O palco do Intervision também recebeu artistas renomados do antigo bloco soviético, como o cantor polonês Czesław Niemen.
Como é escolhido o vencedor?
Ao contrário do Eurovision, onde os vencedores não recebem nenhum prêmio em dinheiro, o Intervision afirma que concederá 30 milhões de rublos (cerca de R$ 1,9 milhão) ao vencedor.
No Intervision, o vencedor será escolhido exclusivamente por um júri no estúdio, enquanto no Eurovision ele é selecionado por meio de uma combinação das pontuações do júri e dos votos do público.
Nas edições anteriores do Intervision, os vencedores eram, em sua maioria, de países aliados à União Soviética, embora a cantora finlandesa Marion Rung tenha quebrado essa tendência em 1980, quando levou o primeiro prêmio com “Where is the Love?”
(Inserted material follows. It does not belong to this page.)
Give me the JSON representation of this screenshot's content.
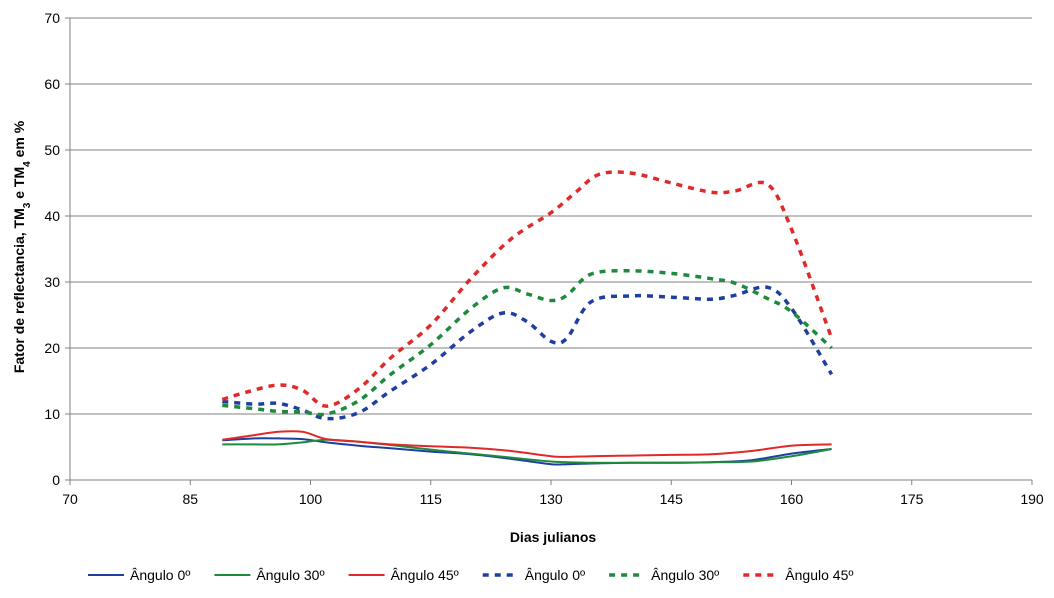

Rung também participou do Eurovision em 1962 e 1973.
Qual é o futuro do Intervision?
Há planos para tornar o Intervision novamente um evento anual, embora o professor Vuletic se mostre um pouco cético.
“Temos que esperar e ver o que realmente acontece… qual será o sucesso do concurso deste ano”, afirma.
León ressalta que o evento ainda não conta com um número significativo de seguidores e “pode ser que só seja atraente para um público muito específico, embora com o tempo possa despertar certa nostalgia”.
A poucos dias da final, os vídeos das músicas do Intervision estavam recebendo poucas visualizações e interações nas redes sociais e no YouTube.
“Se fosse o Eurovision, veríamos músicas com milhões de visualizações”, acrescenta.
Mesmo assim, embora o interesse dos espectadores acabe sendo limitado, a Rússia pode continuar vendo valor em realizar o concurso todos os anos.
Vuletic afirma que a Rússia verá o programa deste sábado como uma oportunidade para demonstrar ao mundo que pode realizar um “grande evento internacional” com fãs em todo o mundo e que as sanções impostas contra o país em resposta à invasão da Ucrânia não estão surtindo efeito.